Bikeshed

Task graph

Why?

Why would anyone spend time writing a job manager that is lock-free, fixed memory, header only, C99 compliant, has few dependencies, supports many to many dependency trees, state cloning, configurable platform bindings, custom assert handling in less than 500 lines of MIT licensed code? I mean there is already plenty of such stuff already, right? Truth is, I don’t know if there are any and that is not really the point.

I have been looking at job manager implementations for quite some time and I have my own ideas on how it should be built - as all developers do. The truth is probably somewhere between that I find it fun and that I want it to work my way.

Also, I always try to limit the scope of stuff I do, there are tons of features that could be added and in truth, I’ve made multiple implementations of job managers that always tend to grow and add stuff that I thought would be useful. It always ends up being too complicated and hindering the effectiveness of the implementation and I throw away the code and take the learnings with me for the next time.

So this time I set out to just do what I would need for my hobby projects so this might not be useful for you. However, since it is small and MIT license you are free to take pieces and change it to something you want.

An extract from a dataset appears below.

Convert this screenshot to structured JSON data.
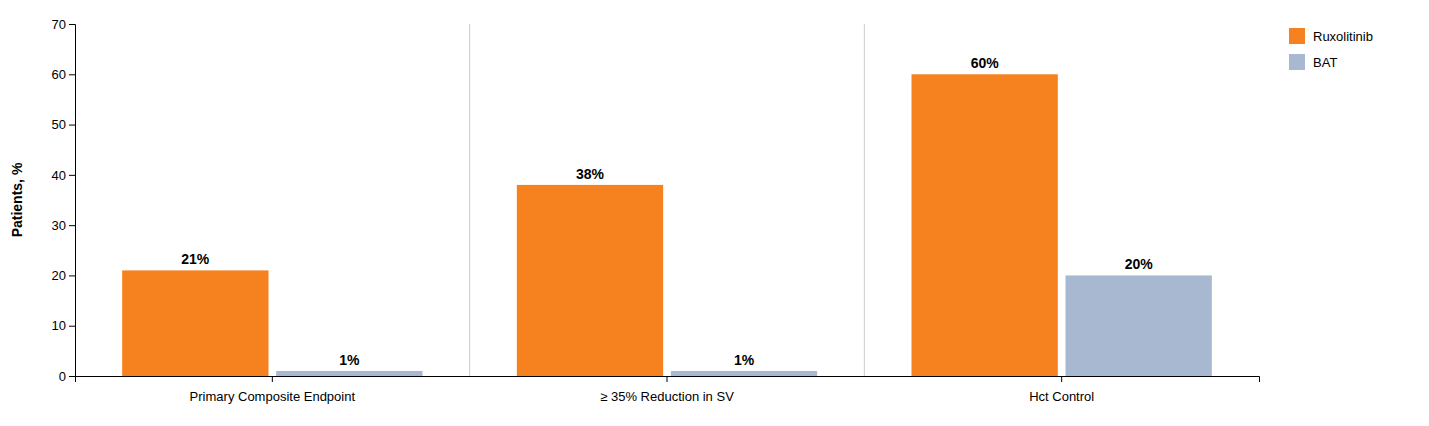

Or you can just look at it and see a bit how I think when writing code.

Basic principles

Don’t implement stuff that the user of the library is better suited to do

When writing libraries or code that others should build on, don’t try to solve more than needed, you don’t know much about the hows and whys of the code that uses your library so leave as much of the decision making to the user.

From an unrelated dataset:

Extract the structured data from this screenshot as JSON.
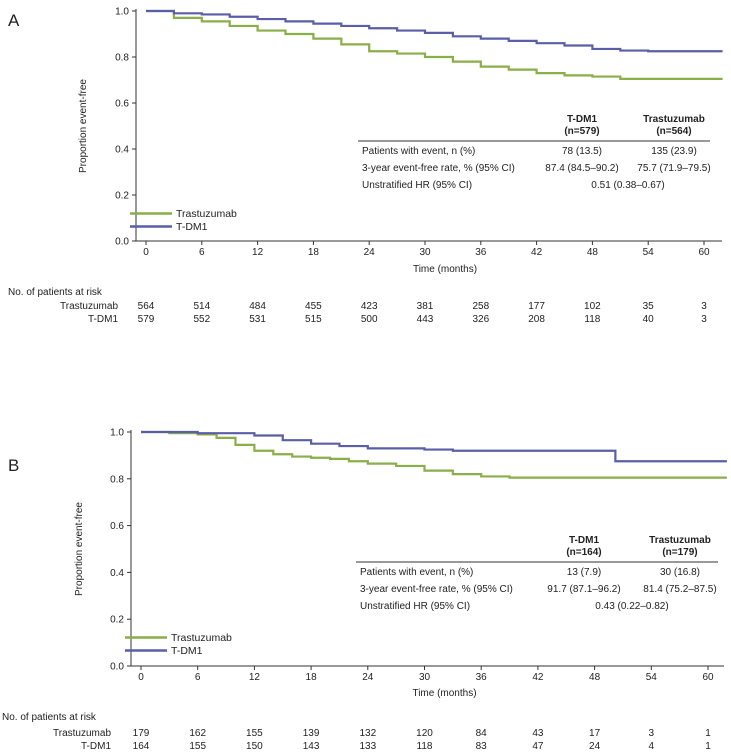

There are a couple of obvious things in this library that are left out just for that reason.

No threading code

Although the library is built to be driven by multiple threads there is no code for creating or managing threads at all. There is just one function that your worker threads call and an (optional) callback for you to implement when new tasks are ready to execute where you can wake up threads if you have put them to sleep.

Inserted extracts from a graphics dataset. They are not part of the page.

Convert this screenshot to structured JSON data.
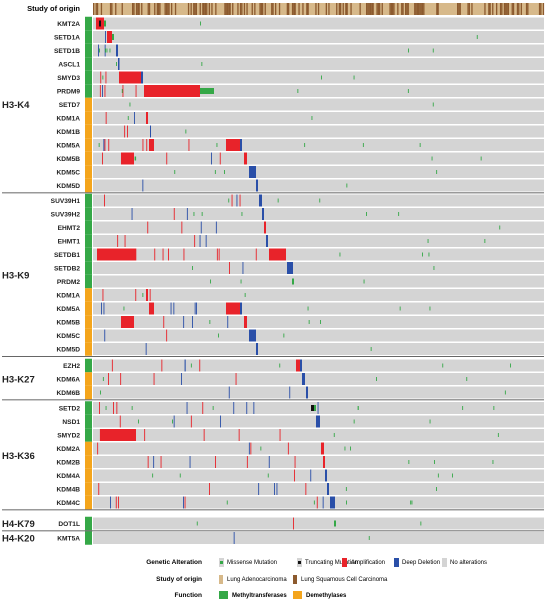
{
  "chart_data": {
    "type": "heatmap",
    "title": "",
    "header_track": "Study of origin",
    "groups": [
      {
        "label": "H3-K4",
        "genes": [
          "KMT2A",
          "SETD1A",
          "SETD1B",
          "ASCL1",
          "SMYD3",
          "PRDM9",
          "SETD7",
          "KDM1A",
          "KDM1B",
          "KDM5A",
          "KDM5B",
          "KDM5C",
          "KDM5D"
        ]
      },
      {
        "label": "H3-K9",
        "genes": [
          "SUV39H1",
          "SUV39H2",
          "EHMT2",
          "EHMT1",
          "SETDB1",
          "SETDB2",
          "PRDM2",
          "KDM1A",
          "KDM5A",
          "KDM5B",
          "KDM5C",
          "KDM5D"
        ]
      },
      {
        "label": "H3-K27",
        "genes": [
          "EZH2",
          "KDM6A",
          "KDM6B"
        ]
      },
      {
        "label": "H3-K36",
        "genes": [
          "SETD2",
          "NSD1",
          "SMYD2",
          "KDM2A",
          "KDM2B",
          "KDM4A",
          "KDM4B",
          "KDM4C"
        ]
      },
      {
        "label": "H4-K79",
        "genes": [
          "DOT1L"
        ]
      },
      {
        "label": "H4-K20",
        "genes": [
          "KMT5A"
        ]
      }
    ],
    "function_by_gene": {
      "KMT2A": "M",
      "SETD1A": "M",
      "SETD1B": "M",
      "ASCL1": "M",
      "SMYD3": "M",
      "PRDM9": "M",
      "SETD7": "D",
      "KDM1A": "D",
      "KDM1B": "D",
      "KDM5A": "D",
      "KDM5B": "D",
      "KDM5C": "D",
      "KDM5D": "D",
      "SUV39H1": "M",
      "SUV39H2": "M",
      "EHMT2": "M",
      "EHMT1": "M",
      "SETDB1": "M",
      "SETDB2": "M",
      "PRDM2": "M",
      "EZH2": "M",
      "KDM6A": "D",
      "KDM6B": "D",
      "SETD2": "M",
      "NSD1": "M",
      "SMYD2": "M",
      "KDM2A": "D",
      "KDM2B": "D",
      "KDM4A": "D",
      "KDM4B": "D",
      "KDM4C": "D",
      "DOT1L": "M",
      "KMT5A": "M"
    },
    "legend": {
      "genetic_alteration": {
        "label": "Genetic Alteration",
        "items": [
          "Missense Mutation",
          "Truncating Mutation",
          "Amplification",
          "Deep Deletion",
          "No alterations"
        ]
      },
      "study_of_origin": {
        "label": "Study of origin",
        "items": [
          "Lung Adenocarcinoma",
          "Lung Squamous Cell Carcinoma"
        ]
      },
      "function": {
        "label": "Function",
        "items": [
          "Methyltransferases",
          "Demethylases"
        ]
      }
    },
    "colors": {
      "amplification": "#e8232a",
      "deep_deletion": "#2a4fa8",
      "missense": "#35a847",
      "truncating": "#111111",
      "no_alteration": "#d4d4d4",
      "study_luad": "#d7b98a",
      "study_lusc": "#8c5a2e",
      "methyltransferases": "#35a847",
      "demethylases": "#f4a51c"
    }
  }
}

There are no rules about how many threads or how they synchronize or sleep, that is up to the library user. You may use the library with just a single thread where the library is used to execute tasks in the correct order to resolve dependencies, or you might use fibers instead of threads.

The library is thread safe but there are some limitations on what you can do with tasks once they have been marked ready for execution.

No memory management

The user of the library is completely responsible for managing the memory both that the library uses and what the tasks use.

A job manager instance requires a certain amount of memory based on how many active tasks and active dependencies should be supported at a time, but it does not allocate the memory itself.

There are no “allocators” or calls for malloc/new/free/delete or smart pointers. The memory the job manager needs is the users’ responsibility to provide, the library can answer as how much it needs to create a manager instance which allows you to specify where it should be allocated - on the heap, on the stack, a single memory allocation or allocated as part of a bigger allocation.

Each task provides a callback and a context (a void pointer) which the library user dictates what it is for and how its lifetime is managed.

Since the job manager requires all the needed memory to be allocated up front for creating and executing tasks it is possible to make a very low overhead implementation. No memory management is needed and creating a task is just one interlocked add and one (unless there is heavy contention, where it needs to try again) interlocked compare and swap. Creating dependencies is equally cheap, as is freeing tasks and dependencies.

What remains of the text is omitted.